Whitepages needed something that could match its strong requirements :
- Scalable — Distributed solution; just add nodes ;
- Available — AP design; robust fault-tolerance ;
- High performance — > 30,000 vertices/sec ;
- High ingest rate — 200+ updates/sec ;
The system would have to support a dataset that is naturally connected. It would also have to support queries that are centered on the exploration of relationships between entities. Finally it would have to be agile enough to adapt to new business/customer requirements.
The team led by Devin Ben-Hur settled on Titan. Titan is a scalable graph database optimized for storing and querying graphs containing hundreds of billions of vertices and edges distributed across a multi-machine cluster. Titan is a transactional database that can support thousands of concurrent users executing complex graph traversals in real time.
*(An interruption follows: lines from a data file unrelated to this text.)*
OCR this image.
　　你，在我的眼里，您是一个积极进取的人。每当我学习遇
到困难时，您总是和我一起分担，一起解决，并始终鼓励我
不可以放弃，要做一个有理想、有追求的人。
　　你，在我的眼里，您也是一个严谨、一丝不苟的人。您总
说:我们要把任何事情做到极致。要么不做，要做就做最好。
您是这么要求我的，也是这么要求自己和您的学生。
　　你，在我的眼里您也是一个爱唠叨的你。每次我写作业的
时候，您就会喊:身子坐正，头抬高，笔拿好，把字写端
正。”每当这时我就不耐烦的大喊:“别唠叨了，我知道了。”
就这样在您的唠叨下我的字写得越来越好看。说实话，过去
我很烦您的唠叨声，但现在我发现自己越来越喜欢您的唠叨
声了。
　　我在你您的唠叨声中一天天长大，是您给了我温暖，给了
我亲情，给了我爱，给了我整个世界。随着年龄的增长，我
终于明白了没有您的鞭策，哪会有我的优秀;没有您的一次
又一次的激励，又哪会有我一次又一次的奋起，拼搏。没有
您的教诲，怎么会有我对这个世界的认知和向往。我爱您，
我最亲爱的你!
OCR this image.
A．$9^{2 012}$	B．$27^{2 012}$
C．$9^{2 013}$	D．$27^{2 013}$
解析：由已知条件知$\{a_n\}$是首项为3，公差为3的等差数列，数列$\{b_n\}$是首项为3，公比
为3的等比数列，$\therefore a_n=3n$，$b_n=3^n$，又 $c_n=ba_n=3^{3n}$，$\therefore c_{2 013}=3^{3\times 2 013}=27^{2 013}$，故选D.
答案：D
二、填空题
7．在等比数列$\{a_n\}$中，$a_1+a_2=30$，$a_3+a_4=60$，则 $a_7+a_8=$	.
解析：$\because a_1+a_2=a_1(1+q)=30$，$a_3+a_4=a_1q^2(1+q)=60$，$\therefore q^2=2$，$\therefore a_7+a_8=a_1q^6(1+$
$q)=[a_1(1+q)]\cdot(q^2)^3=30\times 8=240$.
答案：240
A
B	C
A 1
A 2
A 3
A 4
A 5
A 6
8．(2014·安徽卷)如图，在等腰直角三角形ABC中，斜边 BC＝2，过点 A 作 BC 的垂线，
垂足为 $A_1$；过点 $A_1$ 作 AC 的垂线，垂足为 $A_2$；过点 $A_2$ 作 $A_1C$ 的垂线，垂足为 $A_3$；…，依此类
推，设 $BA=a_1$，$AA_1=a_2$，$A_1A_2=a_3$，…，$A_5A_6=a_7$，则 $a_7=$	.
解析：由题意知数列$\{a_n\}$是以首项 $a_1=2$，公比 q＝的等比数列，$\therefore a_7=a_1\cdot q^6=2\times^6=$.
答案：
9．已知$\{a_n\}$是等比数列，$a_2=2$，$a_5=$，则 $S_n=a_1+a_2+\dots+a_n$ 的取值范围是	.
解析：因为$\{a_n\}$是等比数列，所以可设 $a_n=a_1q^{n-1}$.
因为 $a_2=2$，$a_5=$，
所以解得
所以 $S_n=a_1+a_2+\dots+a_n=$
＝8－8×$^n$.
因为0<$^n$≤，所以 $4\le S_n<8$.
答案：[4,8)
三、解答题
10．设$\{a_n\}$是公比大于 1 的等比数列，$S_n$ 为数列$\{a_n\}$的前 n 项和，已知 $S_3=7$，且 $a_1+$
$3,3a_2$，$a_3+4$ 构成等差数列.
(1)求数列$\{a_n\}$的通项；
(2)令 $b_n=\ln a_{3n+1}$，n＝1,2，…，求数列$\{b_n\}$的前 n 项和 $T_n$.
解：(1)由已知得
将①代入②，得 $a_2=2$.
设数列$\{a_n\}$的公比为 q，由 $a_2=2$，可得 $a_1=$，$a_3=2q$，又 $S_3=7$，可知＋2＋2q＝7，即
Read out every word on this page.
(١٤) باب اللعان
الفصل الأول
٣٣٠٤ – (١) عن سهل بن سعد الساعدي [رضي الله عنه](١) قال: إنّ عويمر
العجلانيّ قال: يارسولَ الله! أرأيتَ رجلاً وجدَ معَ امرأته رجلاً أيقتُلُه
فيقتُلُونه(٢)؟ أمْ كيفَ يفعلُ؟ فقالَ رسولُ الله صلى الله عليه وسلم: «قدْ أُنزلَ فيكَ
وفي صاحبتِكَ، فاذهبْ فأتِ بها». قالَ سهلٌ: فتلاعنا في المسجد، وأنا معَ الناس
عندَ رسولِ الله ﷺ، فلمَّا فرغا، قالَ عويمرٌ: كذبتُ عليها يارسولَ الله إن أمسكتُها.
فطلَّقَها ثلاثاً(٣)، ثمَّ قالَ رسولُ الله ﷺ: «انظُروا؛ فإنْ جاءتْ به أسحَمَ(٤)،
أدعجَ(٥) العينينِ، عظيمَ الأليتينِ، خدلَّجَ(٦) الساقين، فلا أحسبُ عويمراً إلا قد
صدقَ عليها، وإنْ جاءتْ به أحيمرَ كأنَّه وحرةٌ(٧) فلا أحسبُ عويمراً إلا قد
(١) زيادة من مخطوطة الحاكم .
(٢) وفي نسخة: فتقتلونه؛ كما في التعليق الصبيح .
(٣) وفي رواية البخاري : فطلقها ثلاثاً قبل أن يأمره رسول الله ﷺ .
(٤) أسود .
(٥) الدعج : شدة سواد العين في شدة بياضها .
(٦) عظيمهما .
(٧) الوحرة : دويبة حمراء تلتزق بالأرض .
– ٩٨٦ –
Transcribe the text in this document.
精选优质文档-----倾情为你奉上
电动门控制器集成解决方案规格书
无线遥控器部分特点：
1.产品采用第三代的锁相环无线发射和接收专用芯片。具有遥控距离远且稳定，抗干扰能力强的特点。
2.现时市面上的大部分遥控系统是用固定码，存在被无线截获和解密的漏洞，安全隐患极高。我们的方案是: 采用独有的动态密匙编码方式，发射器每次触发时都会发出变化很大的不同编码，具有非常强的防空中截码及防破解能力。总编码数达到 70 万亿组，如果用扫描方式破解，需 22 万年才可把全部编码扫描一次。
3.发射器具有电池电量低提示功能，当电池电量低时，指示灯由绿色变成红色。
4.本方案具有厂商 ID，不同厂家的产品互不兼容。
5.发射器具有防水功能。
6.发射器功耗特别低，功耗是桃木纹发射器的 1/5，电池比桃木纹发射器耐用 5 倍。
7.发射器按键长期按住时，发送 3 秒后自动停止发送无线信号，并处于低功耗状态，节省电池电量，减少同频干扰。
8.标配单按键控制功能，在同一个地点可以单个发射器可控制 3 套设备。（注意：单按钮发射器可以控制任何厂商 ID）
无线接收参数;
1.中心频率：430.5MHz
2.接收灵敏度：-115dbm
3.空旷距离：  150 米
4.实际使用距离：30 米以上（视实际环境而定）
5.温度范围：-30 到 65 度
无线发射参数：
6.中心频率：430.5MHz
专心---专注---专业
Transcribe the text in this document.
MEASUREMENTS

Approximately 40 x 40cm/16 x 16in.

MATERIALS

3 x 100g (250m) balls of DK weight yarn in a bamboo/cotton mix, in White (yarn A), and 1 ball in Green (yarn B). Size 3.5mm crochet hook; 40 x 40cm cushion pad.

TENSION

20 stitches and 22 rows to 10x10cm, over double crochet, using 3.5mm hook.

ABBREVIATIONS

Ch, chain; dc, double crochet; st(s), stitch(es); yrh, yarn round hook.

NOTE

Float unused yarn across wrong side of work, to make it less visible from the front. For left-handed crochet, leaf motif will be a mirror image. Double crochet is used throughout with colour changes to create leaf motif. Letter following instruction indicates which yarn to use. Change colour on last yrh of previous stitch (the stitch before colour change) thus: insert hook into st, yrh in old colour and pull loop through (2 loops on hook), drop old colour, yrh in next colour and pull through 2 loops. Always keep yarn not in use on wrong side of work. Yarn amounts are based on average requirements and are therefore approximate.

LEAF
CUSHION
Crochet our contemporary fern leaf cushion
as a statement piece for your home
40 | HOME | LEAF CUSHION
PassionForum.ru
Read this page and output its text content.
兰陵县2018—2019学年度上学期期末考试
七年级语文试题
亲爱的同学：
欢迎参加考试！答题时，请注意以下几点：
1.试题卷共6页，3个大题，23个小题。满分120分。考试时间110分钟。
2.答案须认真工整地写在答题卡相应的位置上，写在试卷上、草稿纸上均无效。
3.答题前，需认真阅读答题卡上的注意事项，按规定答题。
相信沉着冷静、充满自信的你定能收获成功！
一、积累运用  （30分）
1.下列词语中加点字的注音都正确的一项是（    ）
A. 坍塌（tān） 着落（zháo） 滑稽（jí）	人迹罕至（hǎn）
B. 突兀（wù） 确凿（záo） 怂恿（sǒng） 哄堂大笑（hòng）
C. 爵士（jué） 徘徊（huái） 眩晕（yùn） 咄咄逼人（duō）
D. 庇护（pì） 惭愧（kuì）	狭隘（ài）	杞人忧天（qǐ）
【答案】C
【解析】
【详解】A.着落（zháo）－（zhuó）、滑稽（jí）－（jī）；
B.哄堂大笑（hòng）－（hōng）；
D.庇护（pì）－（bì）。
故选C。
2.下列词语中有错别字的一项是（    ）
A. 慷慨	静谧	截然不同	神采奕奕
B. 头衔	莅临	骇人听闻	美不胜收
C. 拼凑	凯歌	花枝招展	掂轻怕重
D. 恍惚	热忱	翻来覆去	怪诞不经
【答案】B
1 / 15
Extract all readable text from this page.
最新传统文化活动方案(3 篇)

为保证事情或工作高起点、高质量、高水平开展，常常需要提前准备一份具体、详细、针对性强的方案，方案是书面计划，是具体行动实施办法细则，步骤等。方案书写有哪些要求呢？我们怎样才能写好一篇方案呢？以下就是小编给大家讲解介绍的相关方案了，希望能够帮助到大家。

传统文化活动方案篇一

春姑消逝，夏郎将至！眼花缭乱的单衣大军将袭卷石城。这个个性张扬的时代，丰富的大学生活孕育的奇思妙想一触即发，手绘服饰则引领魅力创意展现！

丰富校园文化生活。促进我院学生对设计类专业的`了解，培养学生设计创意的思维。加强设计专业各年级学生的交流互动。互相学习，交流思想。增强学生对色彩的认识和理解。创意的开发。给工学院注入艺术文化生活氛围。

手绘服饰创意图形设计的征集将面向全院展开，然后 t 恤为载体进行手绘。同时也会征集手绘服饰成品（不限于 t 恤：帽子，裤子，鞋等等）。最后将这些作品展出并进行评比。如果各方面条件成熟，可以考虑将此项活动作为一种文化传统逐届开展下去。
Whitepages decied to use Titan together with Cassandra. It tested this architecture in 3 steps :
- Local Deployment (Single node Cluster on a Mac) ;
- Small Cluster (5 nodes in AWS, 7.5-10 GB of data) ;
- “Full” Cluster (60 nodes in AWS, 3 TB of data) ;
The test proved highly conclusive with 400 requests per second Titan delivered the results in 47 ms whereas the old system took 140 ms. Adding 200 writes simultaneously barely impacted the performances.
Whitepages is moving to Titan to handle a billion+ entities. When the project will be over, the Whitepages graph will store the most comprehensive and accurate data for people and businesses in North America, including the best mobile data available anywhere.
Using a graph database like Titan allows Whitepages to use a more natural model to store its data.